春暖百花开
仿佛毫不经意,毫无准备,家里、野外、上班的路上,花都开了。
节前,天气暖暖。家里的天台上,老朋友送的盘桃开花了。花不多,只有寥寥三五朵,都涨着粉红的小脸,掩藏在一大片绿植中,成了诗人笔下的“绿肥红瘦”。
老朋友是个爱花人,家里、果园种了很多花。近几年她还爱上了摄影。业余时间,常背着相机拿着手机往外跑。乡间的野草,野外的牛,公园里的花,都成为她镜头中的主角。一拍到好照片,她常分享到朋友圈。我负责编排某份内刊的文艺版,看她有些照片挺适合版面配图,就问她能不能发几张过来,她马上连夜挑了几十张传给我。还一再叮嘱,能用就用,不能用就不要用,影响了你编的版面可不好。我内心一暖,仿如这天气。
春节期间,天气依然暖暖。朋友邀我到新洲镇某个生态园去看花海,我之前已看了一次,第二次再看,料想会有点麻木。但这一次花海里有孩子,他们在园里奔跑,欢呼,拍照,有的还在画夹上涂鸦。一片忙碌,一片热闹。我的目光在他们身上穿梭,那片单调的花海渐渐在我心里变得五彩缤纷。身边的物能改变我们的心,我们的心也能改变身边的物。

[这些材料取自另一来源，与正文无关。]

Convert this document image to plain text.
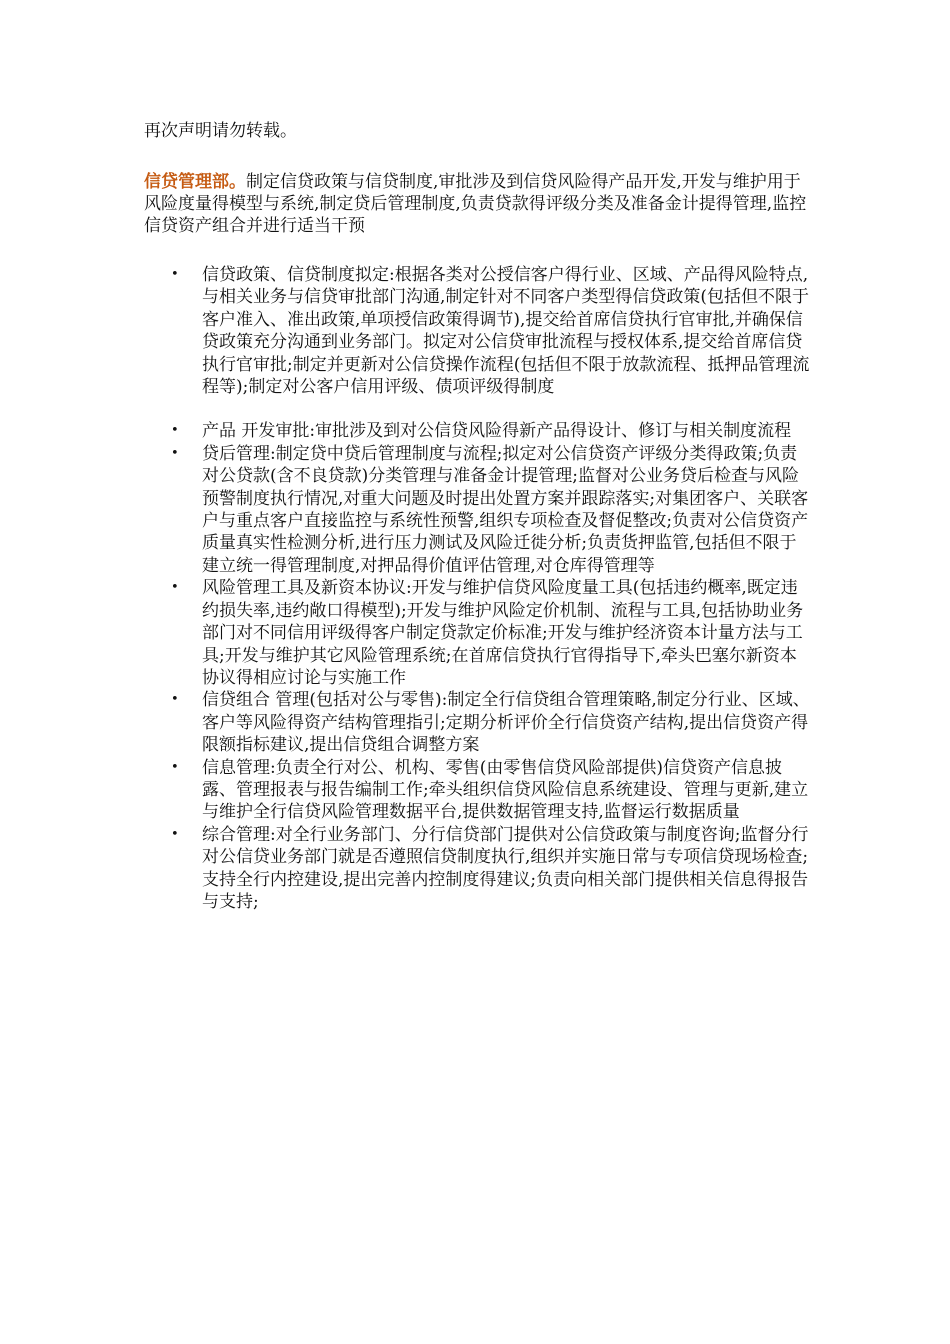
再次声明请勿转载。

信贷管理部。制定信贷政策与信贷制度,审批涉及到信贷风险得产品开发,开发与维护用于风险度量得模型与系统,制定贷后管理制度,负责贷款得评级分类及准备金计提得管理,监控信贷资产组合并进行适当干预

• 信贷政策、信贷制度拟定:根据各类对公授信客户得行业、区域、产品得风险特点,与相关业务与信贷审批部门沟通,制定针对不同客户类型得信贷政策(包括但不限于客户准入、准出政策,单项授信政策得调节),提交给首席信贷执行官审批,并确保信贷政策充分沟通到业务部门。拟定对公信贷审批流程与授权体系,提交给首席信贷执行官审批;制定并更新对公信贷操作流程(包括但不限于放款流程、抵押品管理流程等);制定对公客户信用评级、债项评级得制度
• 产品 开发审批:审批涉及到对公信贷风险得新产品得设计、修订与相关制度流程
• 贷后管理:制定贷中贷后管理制度与流程;拟定对公信贷资产评级分类得政策;负责对公贷款(含不良贷款)分类管理与准备金计提管理;监督对公业务贷后检查与风险预警制度执行情况,对重大问题及时提出处置方案并跟踪落实;对集团客户、关联客户与重点客户直接监控与系统性预警,组织专项检查及督促整改;负责对公信贷资产质量真实性检测分析,进行压力测试及风险迁徙分析;负责货押监管,包括但不限于建立统一得管理制度,对押品得价值评估管理,对仓库得管理等
• 风险管理工具及新资本协议:开发与维护信贷风险度量工具(包括违约概率,既定违约损失率,违约敞口得模型);开发与维护风险定价机制、流程与工具,包括协助业务部门对不同信用评级得客户制定贷款定价标准;开发与维护经济资本计量方法与工具;开发与维护其它风险管理系统;在首席信贷执行官得指导下,牵头巴塞尔新资本协议得相应讨论与实施工作
• 信贷组合 管理(包括对公与零售):制定全行信贷组合管理策略,制定分行业、区域、客户等风险得资产结构管理指引;定期分析评价全行信贷资产结构,提出信贷资产得限额指标建议,提出信贷组合调整方案
• 信息管理:负责全行对公、机构、零售(由零售信贷风险部提供)信贷资产信息披露、管理报表与报告编制工作;牵头组织信贷风险信息系统建设、管理与更新,建立与维护全行信贷风险管理数据平台,提供数据管理支持,监督运行数据质量
• 综合管理:对全行业务部门、分行信贷部门提供对公信贷政策与制度咨询;监督分行对公信贷业务部门就是否遵照信贷制度执行,组织并实施日常与专项信贷现场检查;支持全行内控建设,提出完善内控制度得建议;负责向相关部门提供相关信息得报告与支持;
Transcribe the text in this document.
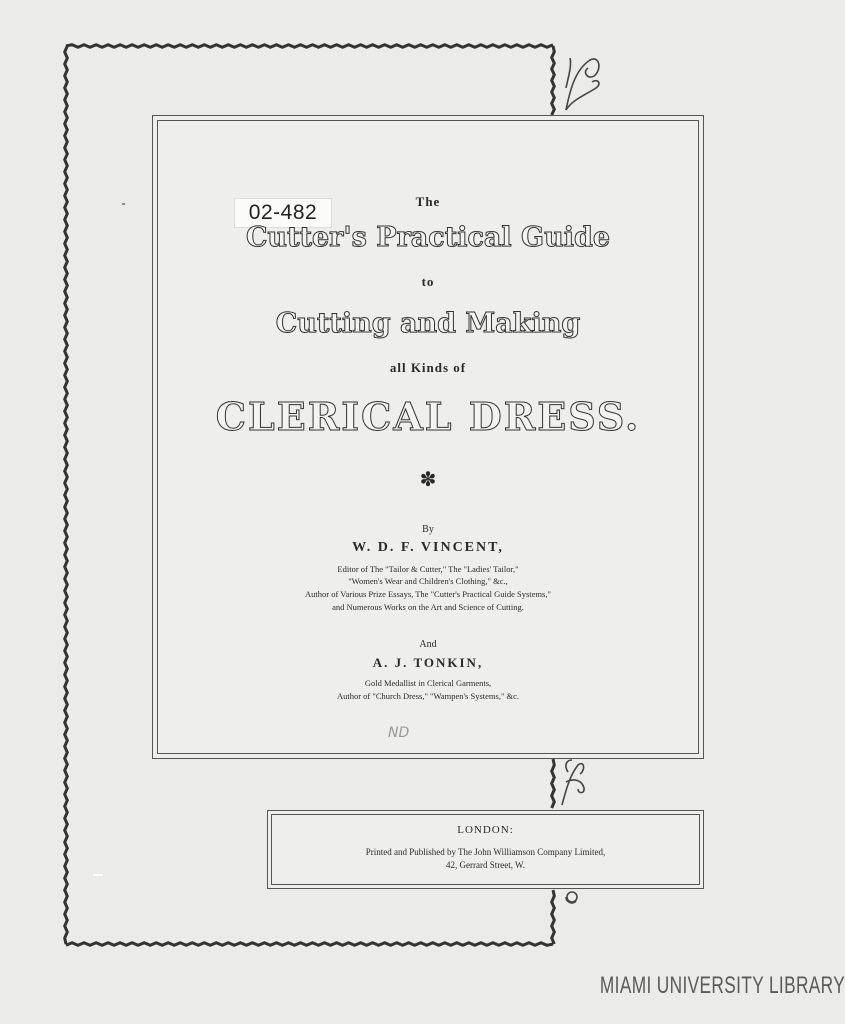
02-482	The
Cutter's Practical Guide
to
Cutting and Making
all Kinds of
CLERICAL DRESS.
✽
By
W. D. F. VINCENT,
Editor of The "Tailor & Cutter," The "Ladies' Tailor,"
"Women's Wear and Children's Clothing," &c.,
Author of Various Prize Essays, The "Cutter's Practical Guide Systems,"
and Numerous Works on the Art and Science of Cutting.
And
A. J. TONKIN,
Gold Medallist in Clerical Garments,
Author of "Church Dress," "Wampen's Systems," &c.
ND
LONDON:
Printed and Published by The John Williamson Company Limited,
42, Gerrard Street, W.
MIAMI UNIVERSITY LIBRARY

傍晚去散步,路旁的紫荆也开花了。好像早几天还是满树翠绿,稍不注意,花就开了。我先是被它的清香吸引,一抬头,每朵花都向外延伸着,像要与你探讨些什么。紫荆花有五片花瓣,花瓣上涂了淡淡的紫,越往下紫得越浓。若论色彩,紫色最难着笔,那是公认的高贵,稍有不慎就会走向偏颇。而这花,近看风姿绰约,远看一树朦胧,一抹淡雅。浓与淡,远与近,都别有韵味,耐人咀嚼。我想起我的一位师姐,她是一名小学语文老师,教学很有一套。每年都当毕业班的班主任,每年她教的班校风和成绩都是最好的。她最喜欢穿紫色的衣服,尤其是紫色的裙子。往往一袭紫裙出现在讲台前,一口流利的普通话说出来,下面的学生已全然被她迷住。这样的装束,这样的氛围,对于培养好动的小学生的专注度,算不算一种潜移默化的影响?
上班经过民政局,又闻到一阵花香。有人在门口卖花。红的玫瑰,粉的百合,都扎成一大束,硬是把日子点缀得喜庆无比。我才想起,当天是2月14日,西方的情人节。还没到上班时间,无数对新人已在门口排起了长长的队,他们都想趁着这个美好的节日登记结婚。卖花的人也很懂“行情”,把花卖到了民政局门口。捧着男友送的花,女孩脸上都挂着如花的笑,藏都藏不住。爱情也如花,绽放在相爱的恋人间,一季又一季。
终于来到了上班的地方,办公室对面的木棉花已偷偷开了。火红火红的,每一朵都有碗口大小,很厚重很端庄的样。有人称木棉为“英雄树”,不知是否与它的花型有关。同事把它火红的身姿发到了朋友圈,引来点赞一片。春天的花,不仅开在家里,开在大自然,也开在了我们的朋友圈。
听说不远处的金鸡岭公园种有黄花风铃木,趁着周末空闲,赶着去看。一树都像风铃的花,金黄的花,没有一片叶子的花,开得同样娇艳、迷人,名副其实的先花后叶。我原先以为,植物届的黄色美的主角应是菊花、银杏树,属于秋天。但现在,春天的黄花风铃木以它的灿烂告诉我,什么是闭塞和见识贫乏。
话说回来,这倒不是我第一次见到这黄花风铃木。去年的“三八”妇女节,我在新洲镇的一条小村里也看到这花。当天,我是和一位年逾古稀的老师去的,老师还带着他爱人。看到这花,他非常高兴,拉起他爱人的手,说要在树底下合影留念。我荣幸地当了这个摄影师。回来后,把照片发给老师,他一直不停地对我说,这是他看到的最好的照片,也是最美的照片。
为什么照片最好最美?我猜,因为都已白发苍苍,而最爱的人还在身边。